The boredom, frustration, climbing the walls, a return to homemaking, bread baking, “family meals”, finally fixing the eternally broken, the times we are now living in, working from home, the death of Friday night drinks, “new normal”, of small spaces needing to have multiple uses.
Hands On is shown on a permanent loop in the gallery filling up the floating wall, visible day and night through the windows from the street. This work explores contemporary relationships between doing and being. A dense and trippy layering of images to build a video collage of the home in the present day, at times overwhelming, with moments of clarity, and a general bombarding of images. Overlaid with a narration that guides you through it, also in the form of a collage of pieces of audio gathered from interviews and pop culture discussing or related to this feeling of filling time. The video explores life hacks, shortcuts, and things to make your life easier. From beading, tomato cutters, to trick shots, it’s a dissection of the “unboxing video culture”. The act of watching a process with no intention of carrying that process out.

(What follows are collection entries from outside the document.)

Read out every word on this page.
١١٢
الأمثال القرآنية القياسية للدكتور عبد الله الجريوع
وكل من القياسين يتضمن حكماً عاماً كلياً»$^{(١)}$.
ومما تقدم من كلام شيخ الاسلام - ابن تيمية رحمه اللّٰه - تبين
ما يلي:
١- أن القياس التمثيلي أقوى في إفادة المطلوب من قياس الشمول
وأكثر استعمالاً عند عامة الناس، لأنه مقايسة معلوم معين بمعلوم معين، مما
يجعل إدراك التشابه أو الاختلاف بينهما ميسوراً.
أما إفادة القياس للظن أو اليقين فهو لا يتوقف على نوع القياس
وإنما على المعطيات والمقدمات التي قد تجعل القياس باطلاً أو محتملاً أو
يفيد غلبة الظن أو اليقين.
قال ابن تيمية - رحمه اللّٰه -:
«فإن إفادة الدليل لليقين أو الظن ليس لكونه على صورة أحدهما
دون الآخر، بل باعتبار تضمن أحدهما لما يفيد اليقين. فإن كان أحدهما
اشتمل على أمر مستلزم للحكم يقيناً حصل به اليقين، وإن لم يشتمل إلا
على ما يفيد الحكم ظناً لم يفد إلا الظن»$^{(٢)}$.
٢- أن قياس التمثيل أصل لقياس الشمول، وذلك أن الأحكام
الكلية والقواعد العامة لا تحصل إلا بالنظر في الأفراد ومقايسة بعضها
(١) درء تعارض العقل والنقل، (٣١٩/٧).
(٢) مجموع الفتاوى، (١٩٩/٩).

Why are these videos so seductive? Watching often dismembered, seemingly ownerless hands performing acts that one could very easily do oneself, or even that one does regularly. What is the loss between the screen and the craft itself? For the exhibition, at Kosminen this video works as a platform to experience handwork, to experience craft, and for this to then facilitate informal conversations around making.
Accompanying the video Watts shows works made using craft techniques collected from childhood memories of the activities used to fill the long summer school break each year. Watts also provides a paper handout titled ‘Hand-me-down’ riffing on the English phrase meaning to pass on your unwanted clothes or items, repurposing this for crafts. Handing down some of the processes that have alleviated Watts’s boredom, acting as a sort of catharsis or even marking a transition of passing on to new owners for new experiences, Watts wants the booklet to serve as a way for these crafts to live on as a support network handed down from person to person.
Demelza Watts (B.1990) is a transdisciplinary artist based in London (UK) whose interest lays in the common ground for the artist and the spectator. Collaging research, found objects, crafts and experiences to examine the intersections of art, home and the everyday.